Put $x=3$ in (1): $3 - y = -2 \Rightarrow y = 5$.
✅ Fraction is $\frac{3}{5}$.(ii) Let Nuri's age = $x$, Sonu's age = $y$.
5 years ago: $x - 5 = 3(y - 5) \Rightarrow x - 3y = -10$ ...(1)
10 years later: $x + 10 = 2(y + 10) \Rightarrow x - 2y = 10$ ...(2)
Subtract (1) from (2):
$(x - 2y) - (x - 3y) = 10 - (-10) \Rightarrow y = 20$.
Put $y=20$ in (2): $x - 40 = 10 \Rightarrow x = 50$.

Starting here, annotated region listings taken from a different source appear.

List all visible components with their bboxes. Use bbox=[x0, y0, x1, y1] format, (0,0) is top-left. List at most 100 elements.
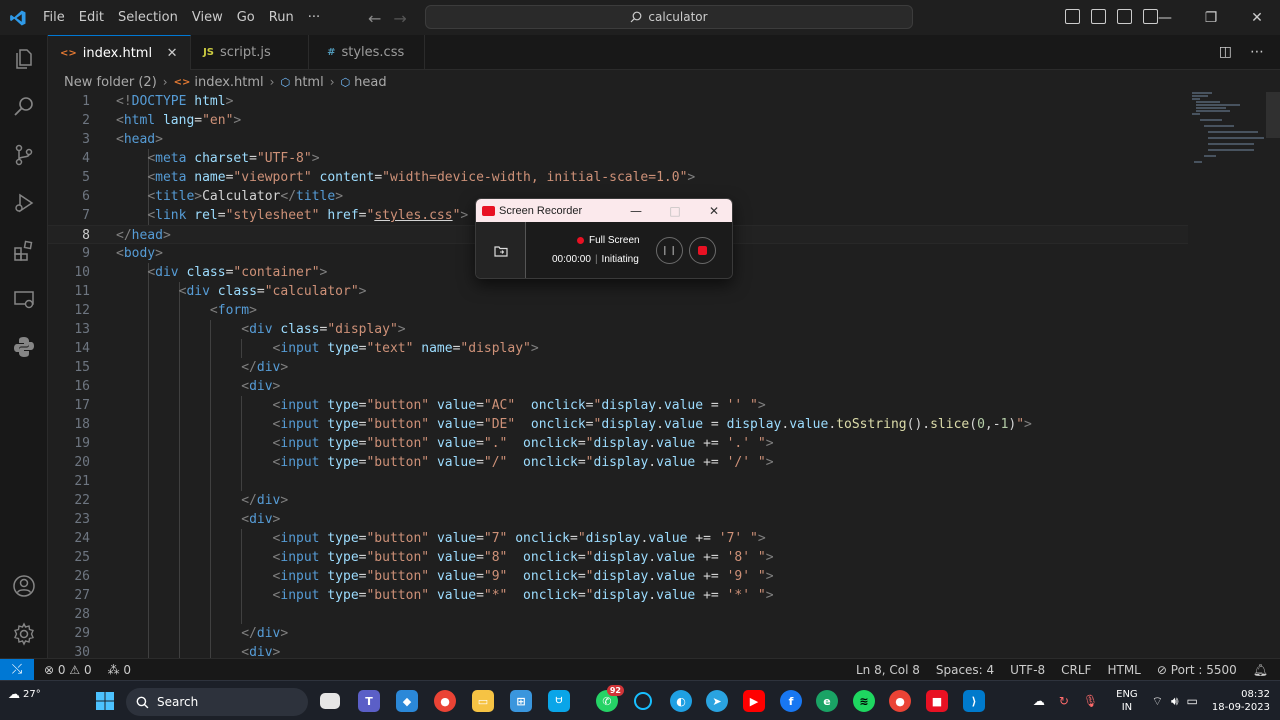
indentation[interactable]: Spaces: 4 bbox=[936, 663, 994, 677]
teams-icon[interactable]: T bbox=[358, 690, 380, 712]
live-server-port[interactable]: ⊘ Port : 5500 bbox=[1157, 663, 1237, 677]
menu-go[interactable]: Go bbox=[230, 0, 262, 35]
split-editor-icon[interactable]: ◫ bbox=[1219, 44, 1232, 60]
code-line: 27 <input type="button" value="*" onclic… bbox=[74, 588, 774, 603]
language-mode[interactable]: HTML bbox=[1107, 663, 1140, 677]
close-icon[interactable]: ✕ bbox=[1234, 0, 1280, 35]
menu-selection[interactable]: Selection bbox=[111, 0, 185, 35]
volume-icon[interactable]: 🔊︎ bbox=[1171, 694, 1179, 709]
status-right: Ln 8, Col 8 Spaces: 4 UTF-8 CRLF HTML ⊘ … bbox=[856, 659, 1268, 681]
vscode-logo-icon[interactable] bbox=[0, 0, 36, 35]
onedrive-icon[interactable]: ☁ bbox=[1033, 694, 1045, 708]
cursor-position[interactable]: Ln 8, Col 8 bbox=[856, 663, 920, 677]
tab-styles-css[interactable]: # styles.css bbox=[309, 35, 426, 70]
problems-status[interactable]: ⊗ 0 ⚠ 0 bbox=[44, 663, 92, 677]
breadcrumb-file[interactable]: index.html bbox=[194, 75, 263, 90]
wifi-icon[interactable]: ⌔ bbox=[1152, 694, 1163, 709]
chrome-alt-icon[interactable]: ● bbox=[889, 690, 911, 712]
edge-dev-icon[interactable]: ◐ bbox=[670, 690, 692, 712]
code-editor[interactable]: 1 <!DOCTYPE html> 2 <html lang="en"> 3 <hea… bbox=[48, 92, 1280, 658]
youtube-icon[interactable]: ▶ bbox=[743, 690, 765, 712]
element-symbol-icon: ⬡ bbox=[340, 75, 351, 89]
accounts-icon[interactable] bbox=[0, 562, 48, 610]
file-explorer-icon[interactable]: ▭ bbox=[472, 690, 494, 712]
whatsapp-icon[interactable]: ✆ 92 bbox=[596, 685, 624, 712]
toggle-panel-icon[interactable] bbox=[1091, 9, 1106, 24]
cashify-icon[interactable]: ᗨ bbox=[548, 690, 570, 712]
open-folder-button[interactable] bbox=[476, 222, 526, 278]
window-controls: — ❐ ✕ bbox=[1142, 0, 1280, 35]
menu-edit[interactable]: Edit bbox=[72, 0, 111, 35]
telegram-icon[interactable]: ➤ bbox=[706, 690, 728, 712]
menu-file[interactable]: File bbox=[36, 0, 72, 35]
tab-index-html[interactable]: <> index.html ✕ bbox=[48, 35, 192, 70]
microsoft-store-icon[interactable]: ⊞ bbox=[510, 690, 532, 712]
minimize-icon[interactable]: — bbox=[621, 199, 651, 222]
restore-icon[interactable]: ❐ bbox=[1188, 0, 1234, 35]
ports-status[interactable]: ⁂ 0 bbox=[108, 663, 131, 677]
source-control-icon[interactable] bbox=[0, 131, 48, 179]
chrome-icon[interactable]: ● bbox=[434, 690, 456, 712]
battery-icon[interactable]: ▭ bbox=[1187, 694, 1198, 708]
explorer-icon[interactable] bbox=[0, 35, 48, 83]
python-icon[interactable] bbox=[0, 323, 48, 371]
remote-explorer-icon[interactable] bbox=[0, 275, 48, 323]
sync-icon[interactable]: ↻ bbox=[1059, 694, 1069, 708]
facebook-icon[interactable]: f bbox=[780, 690, 802, 712]
close-icon[interactable]: ✕ bbox=[699, 199, 729, 222]
back-arrow-icon[interactable]: ← bbox=[368, 9, 381, 28]
close-tab-icon[interactable]: ✕ bbox=[164, 46, 180, 61]
command-center-search[interactable]: calculator bbox=[425, 5, 913, 29]
breadcrumb: New folder (2) › <> index.html › ⬡ html … bbox=[64, 72, 387, 92]
maximize-icon[interactable]: □ bbox=[660, 199, 690, 222]
breadcrumb-folder[interactable]: New folder (2) bbox=[64, 75, 157, 90]
vscode-taskbar-icon[interactable]: ⟩ bbox=[963, 690, 985, 712]
tab-label: index.html bbox=[82, 45, 153, 61]
recording-mode[interactable]: Full Screen bbox=[577, 235, 640, 246]
menu-more[interactable]: ··· bbox=[301, 0, 327, 35]
clock[interactable]: 08:32 18-09-2023 bbox=[1212, 688, 1280, 714]
breadcrumb-head[interactable]: head bbox=[354, 75, 386, 90]
scrollbar-thumb[interactable] bbox=[1266, 92, 1280, 138]
extensions-icon[interactable] bbox=[0, 227, 48, 275]
store-icon[interactable]: ◆ bbox=[396, 690, 418, 712]
pause-icon: ❙❙ bbox=[660, 245, 679, 256]
menu-view[interactable]: View bbox=[185, 0, 230, 35]
tab-script-js[interactable]: JS script.js bbox=[191, 35, 310, 70]
spotify-icon[interactable]: ≋ bbox=[853, 690, 875, 712]
minimize-icon[interactable]: — bbox=[1142, 0, 1188, 35]
live-server-port-label: Port : 5500 bbox=[1170, 663, 1237, 677]
notifications-bell-icon[interactable]: 🔔︎ bbox=[1253, 663, 1268, 677]
weather-widget[interactable]: ☁ 27° bbox=[8, 687, 41, 701]
status-separator: | bbox=[594, 254, 598, 265]
windows-start-icon[interactable] bbox=[94, 690, 116, 712]
run-debug-icon[interactable] bbox=[0, 179, 48, 227]
language-indicator[interactable]: ENG IN bbox=[1116, 688, 1138, 714]
language-code: ENG bbox=[1116, 689, 1138, 700]
cortana-icon[interactable] bbox=[634, 692, 652, 710]
breadcrumb-html[interactable]: html bbox=[294, 75, 324, 90]
settings-gear-icon[interactable] bbox=[0, 610, 48, 658]
code-line: 14 <input type="text" name="display"> bbox=[74, 341, 539, 356]
stop-button[interactable] bbox=[689, 237, 716, 264]
encoding[interactable]: UTF-8 bbox=[1010, 663, 1045, 677]
more-actions-icon[interactable]: ⋯ bbox=[1250, 44, 1264, 60]
taskbar-search[interactable]: Search bbox=[126, 688, 308, 716]
menu-run[interactable]: Run bbox=[262, 0, 301, 35]
remote-indicator-icon[interactable]: ⤯ bbox=[0, 658, 34, 681]
search-icon bbox=[630, 11, 642, 23]
forward-arrow-icon[interactable]: → bbox=[393, 9, 406, 28]
vertical-scrollbar[interactable] bbox=[1266, 92, 1280, 658]
microphone-icon[interactable]: 🎙︎ bbox=[1083, 694, 1098, 708]
code-line: 12 <form> bbox=[74, 303, 257, 318]
search-icon[interactable] bbox=[0, 83, 48, 131]
screen-recorder-taskbar-icon[interactable]: ■ bbox=[926, 690, 948, 712]
edge-icon[interactable]: e bbox=[816, 690, 838, 712]
minimap[interactable] bbox=[1190, 92, 1266, 172]
task-view-icon[interactable] bbox=[320, 693, 340, 709]
toggle-primary-sidebar-icon[interactable] bbox=[1065, 9, 1080, 24]
code-line: 11 <div class="calculator"> bbox=[74, 284, 367, 299]
toggle-secondary-sidebar-icon[interactable] bbox=[1117, 9, 1132, 24]
pause-button[interactable]: ❙❙ bbox=[656, 237, 683, 264]
end-of-line[interactable]: CRLF bbox=[1061, 663, 1091, 677]
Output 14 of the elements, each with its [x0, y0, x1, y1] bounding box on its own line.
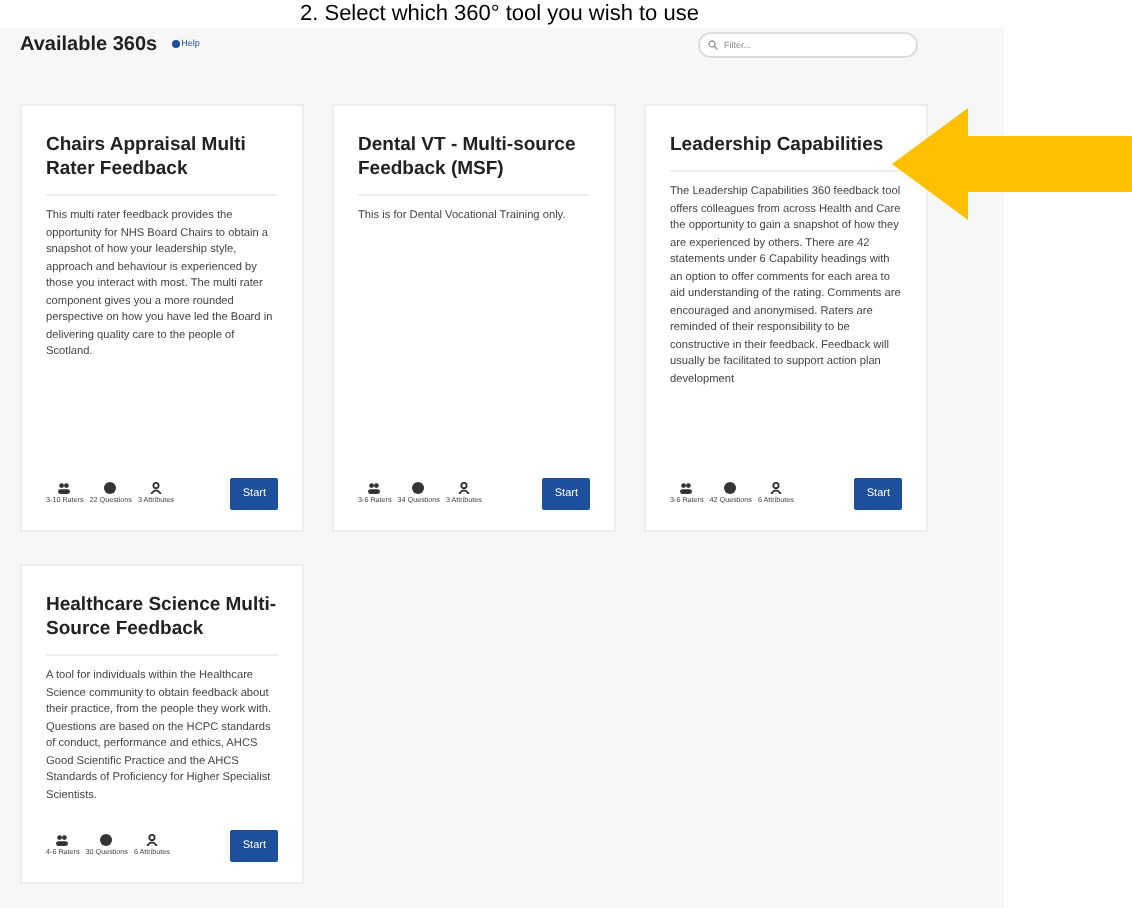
card-title: Chairs Appraisal Multi Rater Feedback — [46, 134, 278, 196]
card-title: Dental VT - Multi-source Feedback (MSF) — [358, 134, 590, 196]
people-icon — [680, 481, 693, 494]
search-icon — [708, 39, 718, 49]
card-title: Healthcare Science Multi-Source Feedback — [46, 594, 278, 656]
person-icon — [145, 833, 158, 846]
person-icon — [149, 481, 162, 494]
people-icon — [56, 833, 69, 846]
people-icon — [58, 481, 71, 494]
page-title: Available 360s — [20, 31, 158, 59]
person-icon — [457, 481, 470, 494]
people-icon — [368, 481, 381, 494]
person-icon — [769, 481, 782, 494]
instruction-heading: 2. Select which 360° tool you wish to use — [298, 0, 701, 28]
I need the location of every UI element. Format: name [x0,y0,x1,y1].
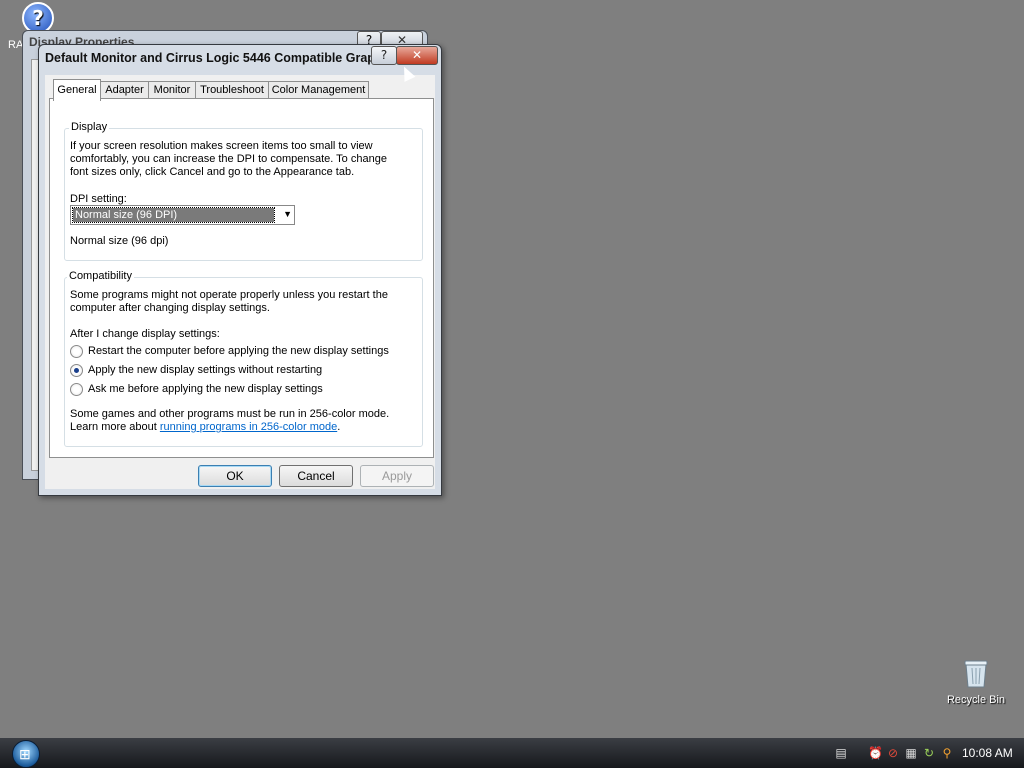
display-group-label: Display [69,121,110,133]
radio-button[interactable] [70,382,83,396]
learn-more-link[interactable]: running programs in 256-color mode [160,421,337,433]
radio-restart-computer[interactable]: Restart the computer before applying the… [70,344,389,358]
title-bar[interactable]: Default Monitor and Cirrus Logic 5446 Co… [39,45,441,73]
color-mode-note: Some games and other programs must be ru… [70,408,390,420]
display-description: If your screen resolution makes screen i… [70,140,387,178]
radio-ask-before-applying[interactable]: Ask me before applying the new display s… [70,382,323,396]
learn-more-prefix: Learn more about [70,421,160,433]
help-icon: ? [380,48,388,62]
dialog-client-area: General Adapter Monitor Troubleshoot Col… [45,75,435,489]
close-icon: ✕ [411,48,423,62]
apply-button[interactable]: Apply [360,465,434,487]
start-button[interactable]: ⊞ [12,740,40,768]
radio-label: Apply the new display settings without r… [88,363,323,376]
recycle-bin-label: Recycle Bin [946,694,1006,706]
general-tab-panel: Display If your screen resolution makes … [49,98,434,458]
tab-troubleshoot[interactable]: Troubleshoot [195,81,269,99]
windows-logo-icon: ⊞ [19,746,31,762]
learn-more-suffix: . [337,421,341,433]
radio-button[interactable] [70,363,83,377]
compatibility-group-label: Compatibility [67,270,134,282]
dpi-setting-dropdown[interactable]: Normal size (96 DPI) ▼ [70,205,295,225]
dpi-setting-value: Normal size (96 DPI) [72,207,275,223]
search-icon[interactable]: ⚲ [940,746,954,760]
tab-adapter[interactable]: Adapter [100,81,149,99]
radio-apply-without-restart[interactable]: Apply the new display settings without r… [70,363,322,377]
recycle-bin-icon[interactable] [963,658,989,688]
close-button[interactable]: ✕ [396,46,438,65]
compatibility-description: Some programs might not operate properly… [70,289,388,314]
desktop-icon-label: RA [8,39,24,51]
alarm-clock-icon[interactable]: ⏰ [868,746,883,760]
ok-button[interactable]: OK [198,465,272,487]
radio-button[interactable] [70,344,83,358]
monitor-properties-dialog: Default Monitor and Cirrus Logic 5446 Co… [38,44,442,496]
taskbar-clock[interactable]: 10:08 AM [962,746,1013,760]
dialog-title: Default Monitor and Cirrus Logic 5446 Co… [45,51,386,65]
radio-label: Restart the computer before applying the… [88,344,389,357]
learn-more-line: Learn more about running programs in 256… [70,421,340,434]
after-change-label: After I change display settings: [70,328,220,340]
tab-monitor[interactable]: Monitor [148,81,196,99]
tab-color-management[interactable]: Color Management [268,81,369,99]
chevron-down-icon: ▼ [283,209,292,219]
radio-label: Ask me before applying the new display s… [88,382,323,395]
cancel-button[interactable]: Cancel [279,465,353,487]
tab-general[interactable]: General [53,79,101,101]
dpi-readout: Normal size (96 dpi) [70,235,169,247]
network-icon[interactable]: ▦ [904,746,918,760]
keyboard-icon[interactable]: ▤ [834,746,848,760]
blocked-icon[interactable]: ⊘ [886,746,900,760]
help-button[interactable]: ? [371,46,397,65]
update-icon[interactable]: ↻ [922,746,936,760]
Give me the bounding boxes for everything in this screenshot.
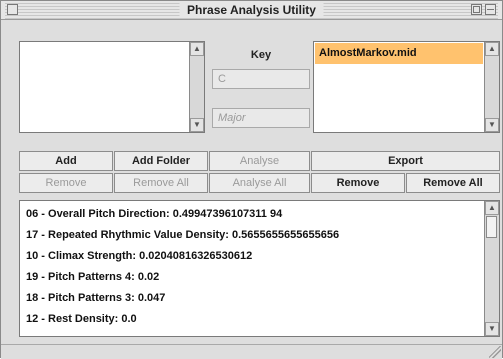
result-line: 18 - Pitch Patterns 3: 0.047 bbox=[26, 292, 166, 304]
add-button[interactable]: Add bbox=[19, 151, 113, 171]
scroll-up-arrow-icon[interactable]: ▲ bbox=[485, 42, 499, 56]
scroll-up-arrow-icon[interactable]: ▲ bbox=[485, 201, 499, 215]
zoom-box-icon[interactable] bbox=[471, 4, 482, 15]
add-folder-button[interactable]: Add Folder bbox=[114, 151, 208, 171]
scroll-down-arrow-icon[interactable]: ▼ bbox=[190, 118, 204, 132]
left-list-scrollbar[interactable]: ▲ ▼ bbox=[189, 42, 204, 132]
analyse-button[interactable]: Analyse bbox=[209, 151, 310, 171]
remove-all-button-right[interactable]: Remove All bbox=[406, 173, 500, 193]
result-line: 12 - Rest Density: 0.0 bbox=[26, 313, 137, 325]
resize-grip-icon[interactable] bbox=[489, 346, 501, 358]
results-scroll-thumb[interactable] bbox=[486, 216, 497, 238]
key-mode-field[interactable]: Major bbox=[212, 108, 310, 128]
result-line: 06 - Overall Pitch Direction: 0.49947396… bbox=[26, 208, 283, 220]
window-title: Phrase Analysis Utility bbox=[179, 2, 324, 18]
file-list-box[interactable]: AlmostMarkov.mid ▲ ▼ bbox=[313, 41, 500, 133]
left-list-box[interactable]: ▲ ▼ bbox=[19, 41, 205, 133]
analyse-all-button[interactable]: Analyse All bbox=[209, 173, 310, 193]
collapse-box-icon[interactable] bbox=[485, 4, 496, 15]
key-label: Key bbox=[250, 49, 272, 61]
scroll-down-arrow-icon[interactable]: ▼ bbox=[485, 322, 499, 336]
remove-button-left[interactable]: Remove bbox=[19, 173, 113, 193]
close-box-icon[interactable] bbox=[7, 4, 18, 15]
title-bar[interactable]: Phrase Analysis Utility bbox=[1, 1, 502, 20]
status-bar bbox=[1, 344, 502, 359]
remove-button-right[interactable]: Remove bbox=[311, 173, 405, 193]
remove-all-button-left[interactable]: Remove All bbox=[114, 173, 208, 193]
results-list-box[interactable]: 06 - Overall Pitch Direction: 0.49947396… bbox=[19, 200, 500, 337]
result-line: 10 - Climax Strength: 0.0204081632653061… bbox=[26, 250, 253, 262]
file-list-scrollbar[interactable]: ▲ ▼ bbox=[484, 42, 499, 132]
key-note-field[interactable]: C bbox=[212, 69, 310, 89]
export-button[interactable]: Export bbox=[311, 151, 500, 171]
scroll-up-arrow-icon[interactable]: ▲ bbox=[190, 42, 204, 56]
result-line: 17 - Repeated Rhythmic Value Density: 0.… bbox=[26, 229, 340, 241]
app-window: Phrase Analysis Utility ▲ ▼ Key C Major … bbox=[0, 0, 503, 359]
results-scrollbar[interactable]: ▲ ▼ bbox=[484, 201, 499, 336]
scroll-down-arrow-icon[interactable]: ▼ bbox=[485, 118, 499, 132]
result-line: 19 - Pitch Patterns 4: 0.02 bbox=[26, 271, 160, 283]
file-list-item-selected[interactable]: AlmostMarkov.mid bbox=[315, 43, 483, 64]
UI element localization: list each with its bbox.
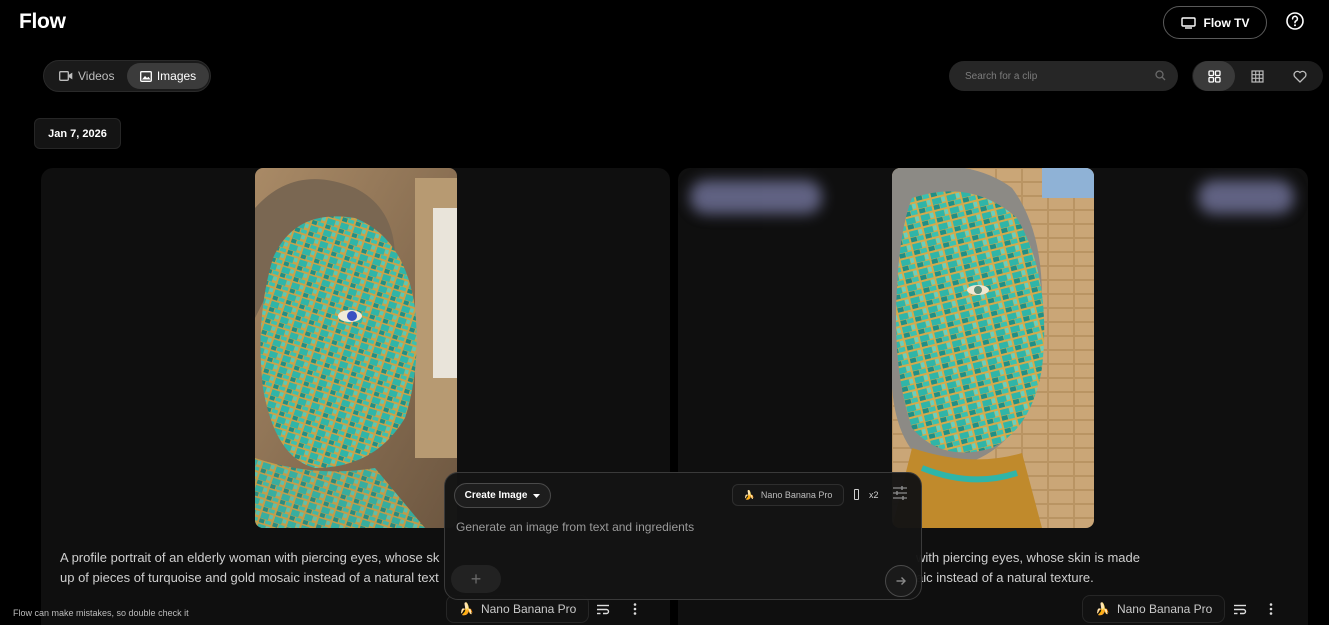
grid-view-button[interactable] <box>1193 61 1235 91</box>
description-line: up of pieces of turquoise and gold mosai… <box>60 570 439 585</box>
arrow-right-icon <box>896 577 906 585</box>
model-chip[interactable]: 🍌 Nano Banana Pro <box>1082 595 1226 623</box>
model-label: Nano Banana Pro <box>480 602 577 616</box>
more-options-button[interactable] <box>1256 595 1286 623</box>
model-selector[interactable]: 🍌 Nano Banana Pro <box>732 484 844 506</box>
blurred-overlay <box>690 180 822 214</box>
description-line: A profile portrait of an elderly woman w… <box>60 550 440 565</box>
plus-icon: + <box>470 568 482 589</box>
tab-videos-label: Videos <box>78 69 115 83</box>
grid-icon <box>1207 69 1221 83</box>
blurred-overlay <box>1198 180 1294 214</box>
caret-down-icon <box>533 493 541 498</box>
disclaimer-text: Flow can make mistakes, so double check … <box>13 608 189 618</box>
more-vert-icon <box>633 603 637 615</box>
flow-tv-label: Flow TV <box>1203 15 1250 30</box>
generated-image[interactable] <box>892 168 1094 528</box>
model-label: Nano Banana Pro <box>760 490 833 500</box>
output-count[interactable]: x2 <box>869 490 879 500</box>
image-icon <box>139 70 152 82</box>
add-ingredient-button[interactable]: + <box>451 565 501 593</box>
description-line: aic instead of a natural texture. <box>916 570 1094 585</box>
video-camera-icon <box>59 71 73 81</box>
image-description: with piercing eyes, whose skin is made a… <box>916 548 1216 588</box>
send-button[interactable] <box>885 565 917 597</box>
tab-images-label: Images <box>156 69 197 83</box>
settings-sliders-icon[interactable] <box>892 486 908 500</box>
banana-icon: 🍌 <box>1095 602 1110 616</box>
tab-videos[interactable]: Videos <box>47 63 126 89</box>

✅ Nuri is 50 years old, Sonu is 20 years old.(iii) Let number be $10x + y$.
Sum of digits: $x + y = 9$ ...(1)
Condition: $9(10x + y) = 2(10y + x)$
$90x + 9y = 20y + 2x \Rightarrow 88x - 11y = 0 \Rightarrow 8x - y = 0 \Rightarrow y = 8x$ ...(2)
Substitute (2) in (1): $x + 8x = 9 \Rightarrow 9x = 9 \Rightarrow x = 1$.
$y = 8(1) = 8$.
✅ The number is 18.(iv) Let ₹ 50 notes = $x$, ₹ 100 notes = $y$.
Total notes: $x + y = 25$ ...(1)
Total value: $50x + 100y = 2000 \Rightarrow x + 2y = 40$ ...(2)
Subtract (1) from (2):
$(x + 2y) - (x + y) = 40 - 25 \Rightarrow y = 15$.
Put $y=15$ in (1): $x + 15 = 25 \Rightarrow x = 10$.
✅ 10 notes of ₹ 50 and 15 notes of ₹ 100.(v) Let fixed charge (for 3 days) = $x$, charge per day = $y$.
Saritha (7 days = 3 fixed + 4 extra): $x + 4y = 27$ ...(1)
Susy (5 days = 3 fixed + 2 extra): $x + 2y = 21$ ...(2)
Subtract (2) from (1):
$2y = 6 \Rightarrow y = 3$.
Put $y=3$ in (2): $x + 6 = 21 \Rightarrow x = 15$.
✅ Fixed charge = ₹ 15, Charge per extra day = ₹ 3.